With a trailer dry weight of 12,500# you will very likely be near 15,000# when loaded. For best towing you want close to 20% on the pin. That weight would then be 3000#.
I think the pin weight you were given was for dry weight. Will the rear tires on your truck handle an additional 3000#.
Good Luck with your decision, Don
billnourse
08-30-2004, 04:44
Ponch,
You're probably going to be over by a bit. My 32' weighs 12,000 wet, and I am a little over GVW.
My total weight is 19,500, with the pickup weight of 9,900. Though I am under the 22,000, I am 600 over the pickup's 9200 limit. It tows well, and I have no problems, but I wouldn't want to go much more, plus I have 265/75/16's which gives me a higher tire rating.
Regards
Bill
Murray the Cop
08-30-2004, 05:47
As far as the dry weight at 12500 and actuall being 15000,I'm not so sure. Inside the cabinet over the sink is a sticker that supposedly has the weight of the trailer with options( what I would consider true dry weight). If that number is 12500 then I doubt your gonna load it with 2500 pounds of gear and even if you did it wouldn't all be in the front. You could actually reduce pin weight by adding to the rear. My Montanna was listed at over 10,000 and the sticker reads 9600. My pin was listed at 2000. How you could get the pin from 2000 to 3500 is ridiculous unless you are loading bags of cement in the basement(front). I added the air bags for the sag which helped tremendously. NO SAGG!! 285/75R16 Revos. I have towed as far as 500 miles, one way, with no problems. Not very far but I just got started. The truck is the same as yours except for the fact its a 4x4. Which incidently lowers my towing capacity. Try to get a more accurate pin weight.Weigh the rear with and with out the trailer then decide how far over you are. Even the dry weight(pin) before options won't change by 1500 pounds with options. Everything would have to be added in front of the axels. Good luck, I went through the same thing before I purchased.
Anthony
Heartbeat Hauler
08-30-2004, 08:51
Well, I'm conservative when comes to towing and I'm thinkin' you should maybe consider a lighter trailer.
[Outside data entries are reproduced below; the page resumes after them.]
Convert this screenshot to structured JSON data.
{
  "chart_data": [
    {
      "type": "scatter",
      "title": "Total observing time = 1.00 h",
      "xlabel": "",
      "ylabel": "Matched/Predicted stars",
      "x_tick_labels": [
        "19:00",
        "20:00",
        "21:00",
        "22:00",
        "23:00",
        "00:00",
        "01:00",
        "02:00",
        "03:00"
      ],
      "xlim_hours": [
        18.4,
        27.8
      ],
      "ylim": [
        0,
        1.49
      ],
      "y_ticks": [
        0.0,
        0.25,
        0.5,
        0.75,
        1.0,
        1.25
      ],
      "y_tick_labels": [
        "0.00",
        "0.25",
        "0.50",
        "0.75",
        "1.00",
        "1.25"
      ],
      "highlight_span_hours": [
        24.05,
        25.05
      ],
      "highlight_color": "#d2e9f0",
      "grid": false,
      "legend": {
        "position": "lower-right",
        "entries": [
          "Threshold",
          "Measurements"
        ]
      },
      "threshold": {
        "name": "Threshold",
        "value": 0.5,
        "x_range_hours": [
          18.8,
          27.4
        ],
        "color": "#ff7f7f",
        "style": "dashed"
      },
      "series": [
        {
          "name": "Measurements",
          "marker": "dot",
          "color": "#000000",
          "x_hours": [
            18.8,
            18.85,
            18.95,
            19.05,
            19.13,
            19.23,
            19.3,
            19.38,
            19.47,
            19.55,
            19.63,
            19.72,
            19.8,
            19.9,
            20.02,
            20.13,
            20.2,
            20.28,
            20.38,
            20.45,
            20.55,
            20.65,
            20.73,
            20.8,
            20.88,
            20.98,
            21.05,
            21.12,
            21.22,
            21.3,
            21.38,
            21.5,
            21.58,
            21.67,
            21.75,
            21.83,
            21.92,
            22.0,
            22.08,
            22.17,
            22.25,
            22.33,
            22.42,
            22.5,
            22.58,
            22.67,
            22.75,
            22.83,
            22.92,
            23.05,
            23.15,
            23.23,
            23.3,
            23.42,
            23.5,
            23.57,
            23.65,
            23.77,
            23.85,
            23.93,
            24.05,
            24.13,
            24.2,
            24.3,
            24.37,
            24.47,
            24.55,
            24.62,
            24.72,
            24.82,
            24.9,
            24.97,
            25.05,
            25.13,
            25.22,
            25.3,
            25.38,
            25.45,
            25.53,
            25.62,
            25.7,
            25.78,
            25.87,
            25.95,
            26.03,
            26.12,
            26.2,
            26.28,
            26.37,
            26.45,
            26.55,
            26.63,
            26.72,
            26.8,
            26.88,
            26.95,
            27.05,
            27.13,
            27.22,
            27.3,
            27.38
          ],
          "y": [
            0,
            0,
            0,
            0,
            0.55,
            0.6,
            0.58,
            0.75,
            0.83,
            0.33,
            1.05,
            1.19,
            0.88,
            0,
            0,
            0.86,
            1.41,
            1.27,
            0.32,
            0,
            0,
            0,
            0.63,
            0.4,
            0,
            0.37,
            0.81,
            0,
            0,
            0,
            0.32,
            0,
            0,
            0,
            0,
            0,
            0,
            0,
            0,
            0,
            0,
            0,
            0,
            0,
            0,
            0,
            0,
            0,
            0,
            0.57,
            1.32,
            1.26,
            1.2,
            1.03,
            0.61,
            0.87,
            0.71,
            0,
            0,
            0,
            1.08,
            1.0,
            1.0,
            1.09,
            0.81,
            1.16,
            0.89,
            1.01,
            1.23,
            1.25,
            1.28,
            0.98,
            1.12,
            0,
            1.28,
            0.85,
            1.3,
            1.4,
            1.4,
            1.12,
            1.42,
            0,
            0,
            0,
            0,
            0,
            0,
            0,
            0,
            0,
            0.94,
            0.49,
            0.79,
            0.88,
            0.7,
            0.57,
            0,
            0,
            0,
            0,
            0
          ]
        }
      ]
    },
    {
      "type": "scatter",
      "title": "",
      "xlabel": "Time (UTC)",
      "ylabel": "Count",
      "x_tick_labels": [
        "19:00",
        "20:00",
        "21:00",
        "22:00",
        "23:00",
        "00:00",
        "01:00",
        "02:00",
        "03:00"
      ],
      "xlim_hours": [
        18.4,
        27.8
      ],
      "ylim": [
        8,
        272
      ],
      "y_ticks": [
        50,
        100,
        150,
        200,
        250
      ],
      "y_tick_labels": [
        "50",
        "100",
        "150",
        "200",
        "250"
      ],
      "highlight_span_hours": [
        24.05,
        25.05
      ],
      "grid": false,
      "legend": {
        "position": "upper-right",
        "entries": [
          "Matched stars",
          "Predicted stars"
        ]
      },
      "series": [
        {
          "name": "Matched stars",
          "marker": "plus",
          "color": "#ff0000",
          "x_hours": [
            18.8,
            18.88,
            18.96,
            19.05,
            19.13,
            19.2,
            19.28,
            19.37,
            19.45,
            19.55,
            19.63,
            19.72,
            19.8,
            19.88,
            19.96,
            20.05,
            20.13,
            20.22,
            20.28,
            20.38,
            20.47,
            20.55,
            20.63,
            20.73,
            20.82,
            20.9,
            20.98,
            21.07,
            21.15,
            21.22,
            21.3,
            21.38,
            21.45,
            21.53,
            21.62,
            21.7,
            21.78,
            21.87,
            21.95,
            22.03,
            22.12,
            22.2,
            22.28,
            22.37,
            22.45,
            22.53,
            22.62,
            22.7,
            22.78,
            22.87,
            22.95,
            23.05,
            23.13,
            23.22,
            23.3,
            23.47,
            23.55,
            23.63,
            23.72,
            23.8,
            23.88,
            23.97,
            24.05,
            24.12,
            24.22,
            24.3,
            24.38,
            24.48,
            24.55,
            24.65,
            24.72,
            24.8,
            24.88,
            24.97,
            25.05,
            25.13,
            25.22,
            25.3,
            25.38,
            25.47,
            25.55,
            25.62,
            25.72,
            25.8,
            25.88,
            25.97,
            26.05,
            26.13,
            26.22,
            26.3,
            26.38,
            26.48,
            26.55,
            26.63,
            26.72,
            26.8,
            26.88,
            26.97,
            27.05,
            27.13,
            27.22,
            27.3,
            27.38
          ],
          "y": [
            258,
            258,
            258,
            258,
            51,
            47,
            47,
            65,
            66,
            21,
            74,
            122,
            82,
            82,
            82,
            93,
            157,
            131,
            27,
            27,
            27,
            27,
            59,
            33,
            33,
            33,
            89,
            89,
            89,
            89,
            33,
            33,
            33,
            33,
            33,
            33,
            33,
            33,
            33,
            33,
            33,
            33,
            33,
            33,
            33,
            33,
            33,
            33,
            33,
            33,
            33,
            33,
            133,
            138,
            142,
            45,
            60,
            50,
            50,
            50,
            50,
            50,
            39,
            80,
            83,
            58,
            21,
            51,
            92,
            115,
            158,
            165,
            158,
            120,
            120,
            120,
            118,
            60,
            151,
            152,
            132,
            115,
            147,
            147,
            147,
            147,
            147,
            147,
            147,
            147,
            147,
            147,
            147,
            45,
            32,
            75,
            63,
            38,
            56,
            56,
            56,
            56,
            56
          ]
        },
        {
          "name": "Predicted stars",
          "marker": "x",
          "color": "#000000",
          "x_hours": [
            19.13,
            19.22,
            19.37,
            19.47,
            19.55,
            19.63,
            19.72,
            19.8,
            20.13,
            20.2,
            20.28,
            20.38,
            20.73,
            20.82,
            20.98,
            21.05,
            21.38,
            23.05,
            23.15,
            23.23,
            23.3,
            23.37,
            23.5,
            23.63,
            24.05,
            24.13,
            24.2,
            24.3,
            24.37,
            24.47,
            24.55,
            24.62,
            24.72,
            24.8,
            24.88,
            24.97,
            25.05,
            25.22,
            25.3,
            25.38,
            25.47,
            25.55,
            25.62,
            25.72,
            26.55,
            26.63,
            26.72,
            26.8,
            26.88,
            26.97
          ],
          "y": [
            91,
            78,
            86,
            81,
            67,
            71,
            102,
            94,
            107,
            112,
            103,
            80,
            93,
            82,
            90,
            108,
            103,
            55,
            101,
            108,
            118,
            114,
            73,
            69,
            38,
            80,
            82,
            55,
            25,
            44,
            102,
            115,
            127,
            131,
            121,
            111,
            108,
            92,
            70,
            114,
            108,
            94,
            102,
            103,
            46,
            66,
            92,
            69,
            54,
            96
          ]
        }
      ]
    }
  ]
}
The pin weight seems to be pretty high for a 2500. I think the truck will tow it, but you may be be in for an exciting ride if the wind kicks up.
JP
Greg McCall
08-31-2004, 05:11
IMO and from many similar posts, you would benifit from a dually with that weight. The 4 tires in back will make the rig and drive much more stable. For an occassional pull, I would think your fine. At least you have upgraded your tires.
CaptainSir
08-31-2004, 06:08
A word of caution on towing heavy trailers, especially with a dually!
As I recently found out, if the total LISTED gross weight of your truck & trailer is over 26,000 pounds, you need a Class A commercial drivers license. Doesn't make any difference what your rig actually weighs or the fact that the GM manual says the combined maximum is 22,000 pounds. Also doesn't make any difference if you use it in business or not. So, if you are driving a newer dually and your trailer has a gross of over 14,500-15,000 or so, get ready to go through the hassles of getting your CDL (including physical exam). Too bad the people selling the trucks and heavy trailers don't tell you this but it would probably cut down on their sales. Yes, qualified RV's are exempt but, depending on your rig, you may or may not qualify as an RV. I don't, even though I have a horse trailer with complete self contained living quarters.
Also, for those that use their trucks with or without a trailer for ANY business related purpose, especially interstate, the listed gross weight, single or combined, before you need a US DOT number (complete with all the paperwork requirements) is 10,001 pounds.
I have gone round and round with the MN DOT and State Patrol and haven't found a way to LEGALLY get out of the requirements. So, I now have my Class A license, medical, annual truck & trailer safety inspections and will soon be going through the mandatory DOT audit.
Sorry for the long post but the DOT regs are very confusing and most people who tow aren't aware of them. Getting caught without the proper license and inspections can get quite expensive and the State Troopers who usually do the enforcement usually take their jobs VERY seriously.